Fishing Lessons For a Family And the World

ON a visit to the Oregon coast recently, our family had some wonderful seafood. Snapper, swordfish, tuna, salmon, prawns. It was a great way to fortify ourselves between whale-watching forays and rock collecting on the beach.

But our feasting brought a bit of ethical indigestion. Those meals were at least the symbol of a global problem that is having massive environmental, social, political, and economic repercussions.

This is the perilous decline in world fisheries, now the subject of an international conference at United Nations headquarters in New York.

Recent confrontations between Canadian and Spanish vessels have spotlighted the issue. But the flap involving gunboats, net-cutters, and ruffled diplomatic feathers is just the most obvious evidence of trouble.

The UN's Food and Agriculture Organization warns that 70 percent of world fish stocks are either commercially extinct (like the North Atlantic cod) or at dangerously low levels. Over the past 20 years, stocks of bluefin tuna in the western Atlantic have plummeted 90 percent. Oysters in Chesapeake Bay are at just four percent of their former level.

The reason for such decline is no mystery. The world fishing fleet has nearly doubled since 1970 -- to more than 3 million vessels. Many of these ships are huge, and their nets can bring in 20 or 30 tons at a haul.

Outfitted with sophisticated sonar, radar, and computers (and sometimes working along with aircraft), they easily track down schools of fish. They keep the best and throw away the rest as ''incidental bycatch'' -- an average of 27 million tons a year, or one-third the global marine catch, turned into garbage.

For most Americans, eating fish is not part of the regular diet. But that is not true of the rest of the world. Fish provides 12 percent of Europeans' animal protein (nearly twice as much as in the United States). In Africa, the figure is 19 percent; in Asia, 29 percent.

Fishing and fish-related industries also are economically important around the world. Some 200 million people rely on fish as their main source of income. But in recent years, more than 100,000 have lost their jobs due to declining catches -- some 40,000 in Canada's Atlantic provinces alone.

In a paper published by the Worldwatch Institute last summer, researcher Peter Weber warned: ''If current mismanagement continues, we can expect a future in which millions of fishers are out of work. A future in which fish consumers -- especially in the developing world -- lose access to their main source of protein. A future in which traditional fishing cultures from Nova Scotia to Malaysia disappear.''

Pollution, destruction of habitat through commercial development (such as hydropower dams in the Columbia River basin in North America), and the introduction of nonnative species are all part of the problem.

But the main issue remains overfishing, particularly since governments now provide $54 billion in annual subsidies to fishing fleets -- the kind of ''corporate welfare'' conservatives and liberals alike are railing about.

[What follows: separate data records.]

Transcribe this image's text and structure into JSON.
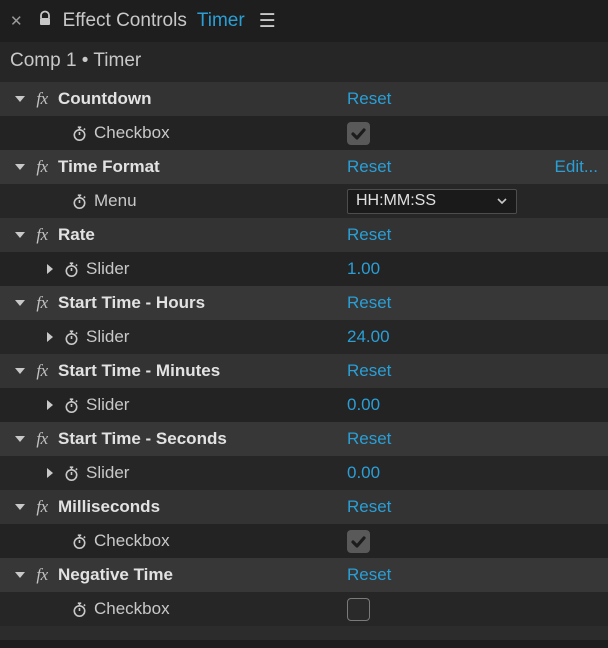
{
  "tab": {
    "title": "Effect Controls",
    "asset": "Timer"
  },
  "breadcrumb": "Comp 1 • Timer",
  "labels": {
    "reset": "Reset",
    "edit": "Edit..."
  },
  "controls": {
    "checkbox": "Checkbox",
    "menu": "Menu",
    "slider": "Slider"
  },
  "effects": [
    {
      "name": "Countdown",
      "param_type": "checkbox",
      "value_checked": true
    },
    {
      "name": "Time Format",
      "has_edit": true,
      "param_type": "menu",
      "value_select": "HH:MM:SS"
    },
    {
      "name": "Rate",
      "param_type": "slider",
      "value_text": "1.00"
    },
    {
      "name": "Start Time - Hours",
      "param_type": "slider",
      "value_text": "24.00"
    },
    {
      "name": "Start Time - Minutes",
      "param_type": "slider",
      "value_text": "0.00"
    },
    {
      "name": "Start Time - Seconds",
      "param_type": "slider",
      "value_text": "0.00"
    },
    {
      "name": "Milliseconds",
      "param_type": "checkbox",
      "value_checked": true
    },
    {
      "name": "Negative Time",
      "param_type": "checkbox",
      "value_checked": false
    }
  ]
}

There may be international agreements on ocean-resource management, and 90 percent of the fish are found within the 200-mile territorial limit -- where sovereign nations presumably would have an interest in protecting resources.

But many of the commercially attractive species either straddle the line or migrate onto the high seas. And with fishing vessels operating thousands of miles away from their nation of registry, enforcement is pretty much up to ship captains whose inclination is to catch as much as possible in a highly competitive business. That's what the Canada-Spain confrontation is all about.

''Finding the political will to change will be hard,'' Peter Weber observed. But it has to happen if the world's fisheries are to recover -- and families like mine can enjoy trips to the Oregon coast without having to worry about it.